Alternatives Considered

  • An LLM router (coffer_use(intent) that selects and invokes). Rejected: it doubles cost and latency (a second model call wrapping every tool use); a context-starved router is weaker at selection than the main model — Copilot's own data shows retrieval 94.5% > 87.5% LLM selection; it inserts an opaque, un-auditable hop into the call path; and it breaks the agent's own ReAct loop. Wrong for a local-first, trust-centric vault where the call path must stay legible.
  • Server-side defer-load / advertise-mode (hide upstream tools from tools/list until searched). Rejected for now: deferral is properly the client's choice — e.g. Claude Code's tool_search_tool with defer_loading — and a server-side mode would require a persisted setting plus a migration. Keeping Coffer additive avoids that. Revisit only for clients that lack native tool-search.
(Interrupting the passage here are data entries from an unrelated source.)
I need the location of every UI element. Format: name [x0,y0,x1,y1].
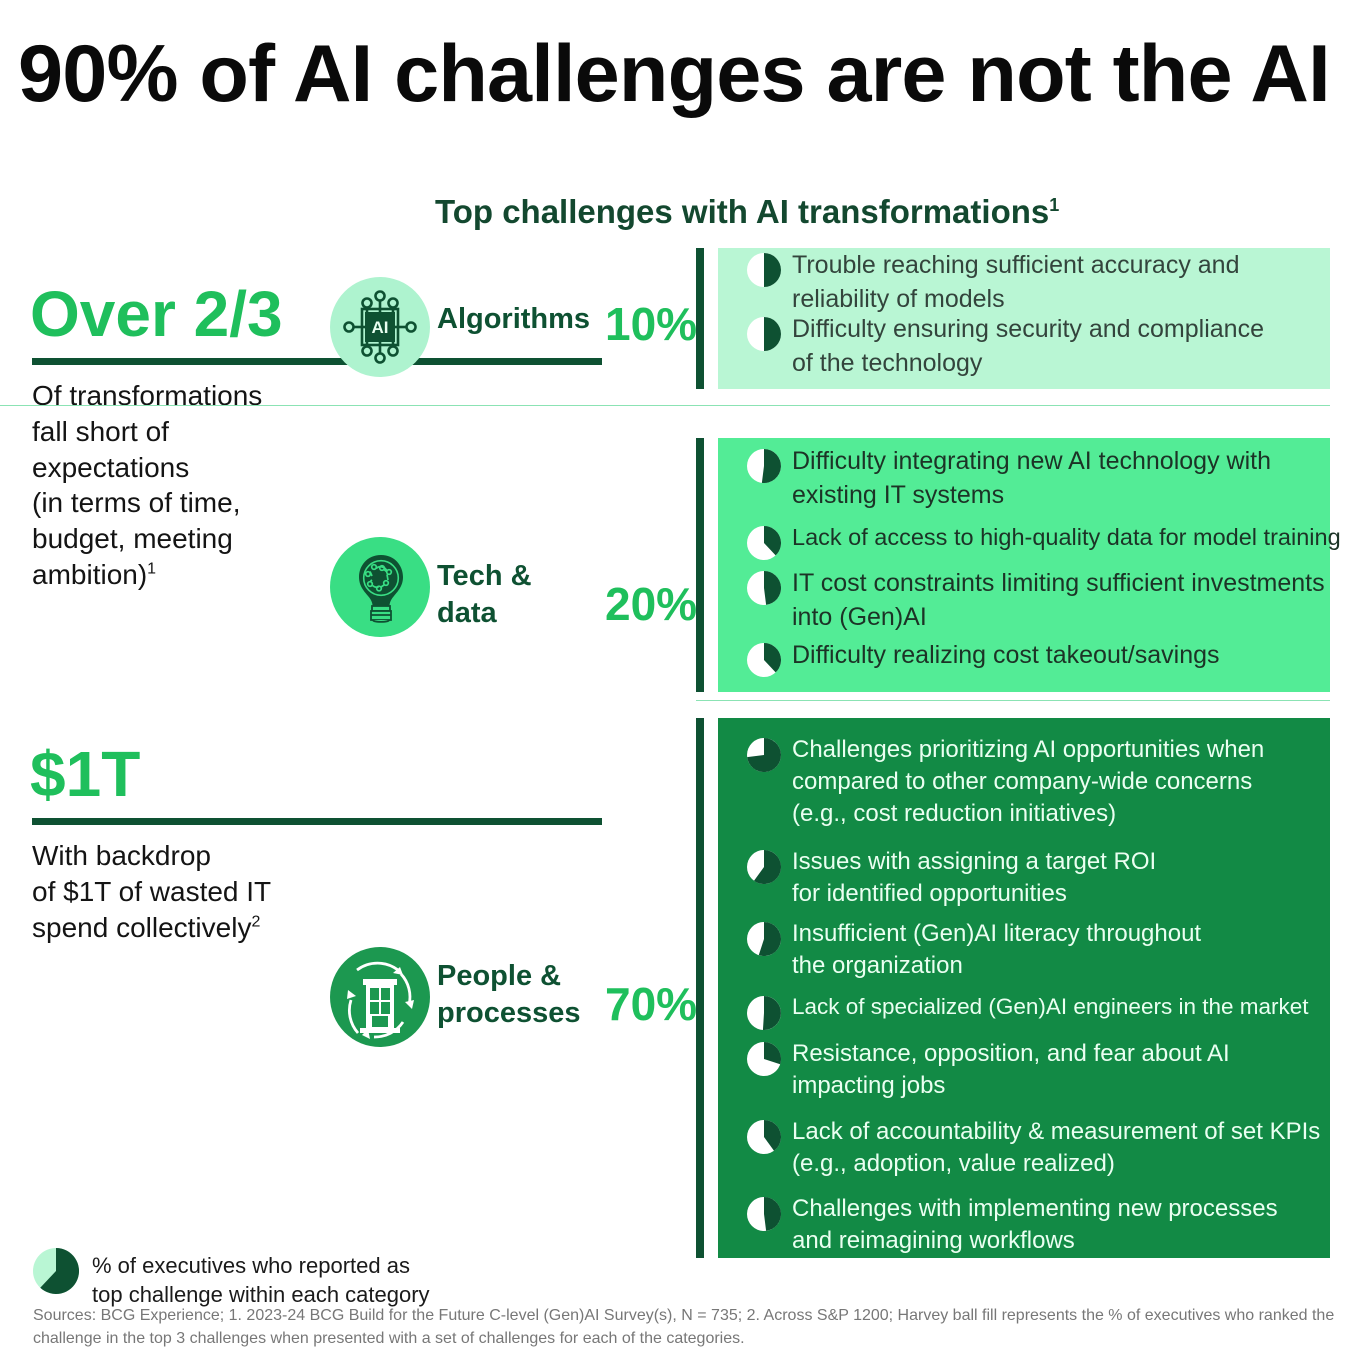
svg-text:AI: AI [372,318,389,337]
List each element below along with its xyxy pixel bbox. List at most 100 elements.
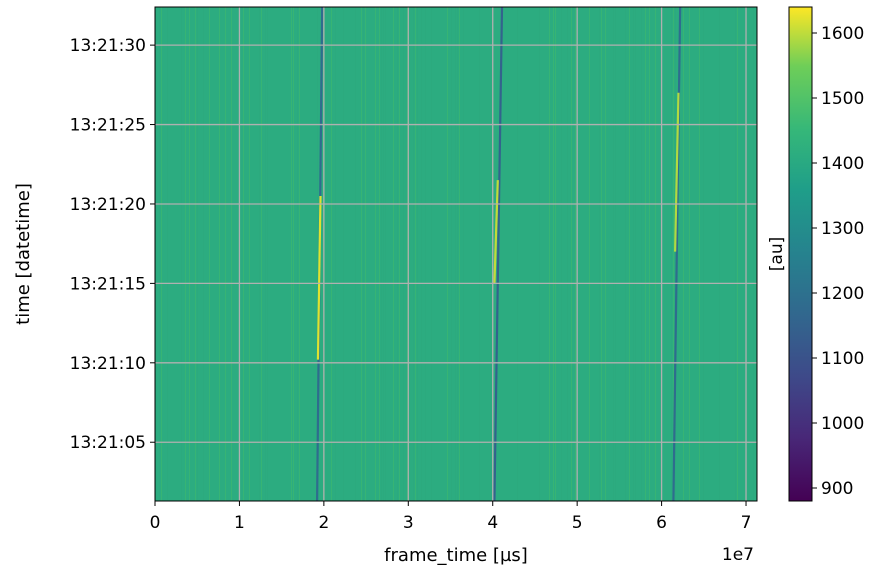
heatmap-texture-stripe bbox=[195, 7, 196, 501]
heatmap-texture-stripe bbox=[381, 7, 382, 501]
heatmap-texture-stripe bbox=[641, 7, 642, 501]
heatmap-texture-stripe bbox=[451, 7, 452, 501]
heatmap-texture-stripe bbox=[675, 7, 676, 501]
heatmap-texture-stripe bbox=[645, 7, 646, 501]
colorbar-gradient bbox=[788, 6, 813, 502]
colorbar-tick-label: 1100 bbox=[821, 349, 864, 369]
heatmap-texture-stripe bbox=[599, 7, 600, 501]
x-tick-label: 4 bbox=[487, 513, 498, 533]
heatmap-texture-stripe bbox=[167, 7, 168, 501]
heatmap-texture-stripe bbox=[243, 7, 244, 501]
heatmap-texture-stripe bbox=[719, 7, 720, 501]
heatmap-texture-stripe bbox=[417, 7, 418, 501]
heatmap-texture-stripe bbox=[203, 7, 204, 501]
heatmap-texture-stripe bbox=[689, 7, 690, 501]
heatmap-texture-stripe bbox=[293, 7, 294, 501]
heatmap-texture-stripe bbox=[553, 7, 554, 501]
colorbar: 900 1000 1100 1200 1300 1400 1500 1600 [au] bbox=[767, 6, 864, 502]
heatmap-texture-stripe bbox=[379, 7, 380, 501]
heatmap-texture-stripe bbox=[463, 7, 464, 501]
heatmap-texture bbox=[159, 7, 754, 501]
heatmap-texture-stripe bbox=[517, 7, 518, 501]
heatmap-texture-stripe bbox=[343, 7, 344, 501]
heatmap-texture-stripe bbox=[753, 7, 754, 501]
colorbar-tick-label: 1600 bbox=[821, 24, 864, 44]
heatmap-texture-stripe bbox=[219, 7, 220, 501]
heatmap-texture-stripe bbox=[355, 7, 356, 501]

  • Static namespacing / manual curation alone. Rejected as insufficient: prefixing and per-tool enable/disable (spec 001) already exist and help, but a curated set can still exceed the 30–50-tool cliff, and asking the user to hand- prune for every task does not scale. Retrieval is the per-request answer that curation cannot be.
  • Capability B — an agentic retrieval sub-agent, and Capability C — LLM memory curation of the catalogue. Deferred. Their benchmark wins are measured against naive all-tools dumping, not against a capable agent handed a small, ranked result set. Coffer's consumer is already a top-tier agentic model and the local vault is small, so those wins don't transfer yet; revisit if the catalogue or the consumer changes.